El pánico comenzó a dominarme. No lograba dirigirme hacia casa y cada semáforo era una tortura durante la que mi mente recorría mis recuerdos a placer, dejando mi cuerpo abandonado. De pronto, una estructura conocida me hizo recobrar la esperanza. Foodruckers, el restaurante de hamburguesas sobre Insurgentes y Miguel Ángel estaba a mi izquierda. “¿Cómo demonios llegué hasta acá?”. En un despliegue de claridad elaboré un mapa mental donde entendí que si seguía por Insurgentes llegaría al Periférico y al doblar a la derecha este me llevaría hasta Satélite. “¡¡¡¡¡Yeeeeaaaaahhhh!!!!!” grité de emoción. Tenía una ruta más o menos clara por recorrer y si lograba llegar al periférico sin incidentes, el camino hasta casa carecería de semáforos. En lo que debe haber sido el carril de alta de Insurgentes, recuerdo haberme detenido por completo para darle la vuelta al casete, por lo que la música seguía siendo mi compañera de viaje. Unos minutos después me encontraba transitando por el periférico camino al norte. Estaba salvado.

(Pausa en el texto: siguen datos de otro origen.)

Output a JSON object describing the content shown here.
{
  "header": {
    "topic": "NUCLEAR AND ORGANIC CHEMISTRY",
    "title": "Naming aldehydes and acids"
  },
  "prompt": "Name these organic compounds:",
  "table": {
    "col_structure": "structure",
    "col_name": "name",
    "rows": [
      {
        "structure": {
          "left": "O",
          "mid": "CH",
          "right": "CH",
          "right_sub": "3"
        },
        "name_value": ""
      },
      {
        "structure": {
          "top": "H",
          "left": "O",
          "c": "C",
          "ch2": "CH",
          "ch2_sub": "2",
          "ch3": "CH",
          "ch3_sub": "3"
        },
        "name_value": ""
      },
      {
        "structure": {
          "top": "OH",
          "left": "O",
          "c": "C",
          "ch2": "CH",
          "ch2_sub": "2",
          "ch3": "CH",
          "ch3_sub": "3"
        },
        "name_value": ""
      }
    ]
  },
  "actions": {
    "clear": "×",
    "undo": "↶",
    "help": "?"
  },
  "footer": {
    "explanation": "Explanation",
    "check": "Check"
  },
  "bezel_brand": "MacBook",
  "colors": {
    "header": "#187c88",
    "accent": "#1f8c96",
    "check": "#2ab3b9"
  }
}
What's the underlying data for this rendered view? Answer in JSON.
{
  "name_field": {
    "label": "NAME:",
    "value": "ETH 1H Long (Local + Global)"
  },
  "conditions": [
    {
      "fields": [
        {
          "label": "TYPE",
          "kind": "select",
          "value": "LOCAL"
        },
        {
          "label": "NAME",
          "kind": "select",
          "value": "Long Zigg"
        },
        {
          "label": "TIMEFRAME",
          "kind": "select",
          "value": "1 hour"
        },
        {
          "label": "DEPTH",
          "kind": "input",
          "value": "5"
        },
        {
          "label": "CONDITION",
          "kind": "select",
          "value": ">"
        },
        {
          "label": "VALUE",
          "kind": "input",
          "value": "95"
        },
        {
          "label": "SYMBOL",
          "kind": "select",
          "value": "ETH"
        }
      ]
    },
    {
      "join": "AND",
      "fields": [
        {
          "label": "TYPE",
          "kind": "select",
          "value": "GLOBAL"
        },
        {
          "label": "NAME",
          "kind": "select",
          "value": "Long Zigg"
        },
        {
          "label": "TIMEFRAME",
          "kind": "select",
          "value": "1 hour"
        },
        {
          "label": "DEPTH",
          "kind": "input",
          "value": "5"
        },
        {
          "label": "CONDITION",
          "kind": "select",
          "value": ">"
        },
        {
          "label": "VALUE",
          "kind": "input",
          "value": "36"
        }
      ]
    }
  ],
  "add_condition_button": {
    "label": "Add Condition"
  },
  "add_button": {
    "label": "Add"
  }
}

Con las ventanas abiertas, canté a todo pulmón “To follow the worms, waiting…”. Estaba muy exaltado, feliz, lograría volver a casa y dormir a pierna suelta hasta que el cuerpo lo permitiera. Pero la noche aún no terminaba para mi. Cuando algunos de mis sentidos están ausentes, manejo sosteniendo el volante con ambas manos, una a cada lado y a altura paralela. Para descansar de aquella posición y poder tocar el tambor, coloqué la mano izquierda sobre el volante en su parte más alta y solté la mano derecha. Como salidos de la nada, entraron en mi campo de visión los nudillos de mi mano izquierda. “¡¡¡¡WWWOOOOOOOWWW!!!!” Ahí, como suspendidos en la nada. La silueta era sublime y la forma en que aparecieron fue apasionante. Con la boca abierta y llorando comencé a reír a carcajadas con aquel hermoso espectáculo que presentaban mis nudillos, moviéndose de izquierda a derecha, de derecha a izquierda. Alguno de los desplazamientos laterales debe haberme lanzado con fuerza contra el costado del carro con el que chocó mi cabeza con lo que regresé a la realidad. No se por cuanto tiempo habré manejado en zigzag sobre el periférico para disfrutar del movimiento de mis nudillos. Seguí llorando, inconsolable, de terror. El toreo de cuatro caminos me anunció la cercanía del fin de mi travesía. Tomé la lateral y salí por Gustavo Baz, despacio, triste, en silencio, la música había terminado. Llegué a casa, me estacioné, subí a mi cuarto y me metí en la cama tan vestido como iba. Miedo, malestar y felicidad me embargaban. Como por hechicería, aquella catártica sesión sacó de mi corazón y mis pensamientos a la bruja, quien nunca más me atormentó en recuerdos y aquella noche me recuerda cada día que nunca más debía volver a tocar el afinador mariguano.